According to figures from the international art company Artnet quoted in an article in Bloomberg Businessweek, works by Hirst produced in his most lucrative period between 2005 and the £111m direct sale of his art in 2008 have resold for nearly 30 per cent less than their original purchase price.

Since 2009 one in three of the 1,700 pieces offered at auction has failed to sell at all. Even at this year's Frieze art show in London a number of works by the artist did not find a buyer while at Sotheby's in New York this month a 2007 work entitled Sanctimony narrowly failed to hit the lowest estimate by the time the hammer fell.

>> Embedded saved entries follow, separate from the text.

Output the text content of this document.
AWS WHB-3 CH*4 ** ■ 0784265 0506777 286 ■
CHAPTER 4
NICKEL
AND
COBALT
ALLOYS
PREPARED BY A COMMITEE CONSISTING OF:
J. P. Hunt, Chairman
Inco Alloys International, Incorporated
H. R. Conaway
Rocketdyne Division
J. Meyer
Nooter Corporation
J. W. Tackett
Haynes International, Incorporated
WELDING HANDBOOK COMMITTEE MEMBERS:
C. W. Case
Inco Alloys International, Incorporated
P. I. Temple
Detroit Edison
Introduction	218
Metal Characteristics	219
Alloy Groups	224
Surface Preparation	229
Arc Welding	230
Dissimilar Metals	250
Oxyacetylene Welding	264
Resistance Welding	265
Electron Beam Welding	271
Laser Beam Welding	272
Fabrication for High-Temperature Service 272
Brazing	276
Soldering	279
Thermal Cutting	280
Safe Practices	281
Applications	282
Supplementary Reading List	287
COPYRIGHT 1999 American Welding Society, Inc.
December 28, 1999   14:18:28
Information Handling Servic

In the years surrounding the millennium, Hirst created a vast catalogue of products with the help of a team of assistants. But a 2009 exhibition of painting was widely derided whilst some critics have come to question the enduring value of several of the Young British Artists, of whom Hirst was the poster boy.

Much of the decline is down to a simple oversupply of his work, explained Georgina Adam, editor-at-large at The Art Newspaper and an art market specialist. The 2008 sale saw Hirst, 47, bypass his traditional dealers and offer to market 218 items, setting a new record for a one artist sale. Many were bought by Russian, Middle Eastern and Indian collectors as a "recession-proof" investment.

According to art market rumours, Hirst's dealers have regularly stepped in to bid up the value of his work, whilst auction houses are cautious of accepting too many pieces at once. At the 2008 sale, purchasers were offered generous financing arrangements.

Concerns are frequently aired over exactly how much money actually changed hands for his most expensive creation For the Love of God – a platinum-plated, diamond-encrusted skull – which boasted a £50m price tag. The skull was purchased by a consortium of investors led by Hirst.

Ms Adam said: "I think Hirst was a very good artist at the beginning but he has been a fabricator of luxury goods for a long time now. If you have a very early work that will remain valuable, but if you bought a print for £10,000 I don't think you are going to get your money back. However, there will always be a market for his early works."

Damien Hirst: Memorable misses

Underworld (October 2012)

Underworld, which sold for £241,250 at the Beautiful Inside My Head Forever sale at Sotheby's in 2008, failed to sell at Christie's in October.

Sketch (May 2012)

A sketch done on the back of a poster advertising a wrestling match failed to sell earlier this year. The auctioneers could find no one willing to go the reserve price.

Dicaprin (2011)

One of Hirst's spot paintings, which had sold for $1.1m at a charity auction in 2008, was eventually sold again last year for $600,000 after an initial resale failure.

For the Love of God (2007)

The diamond-encrusted skull that divided the art world failed to sell for its $100m asking price. It was eventually bought by a consortium which included the artist himself.

Killing Time (2008)

While his Sotheby's sale proved a huge success with 218 pieces selling for £111.6m, this work – a plastic box with a desk, chair, pills and a watch – failed to find a buyer.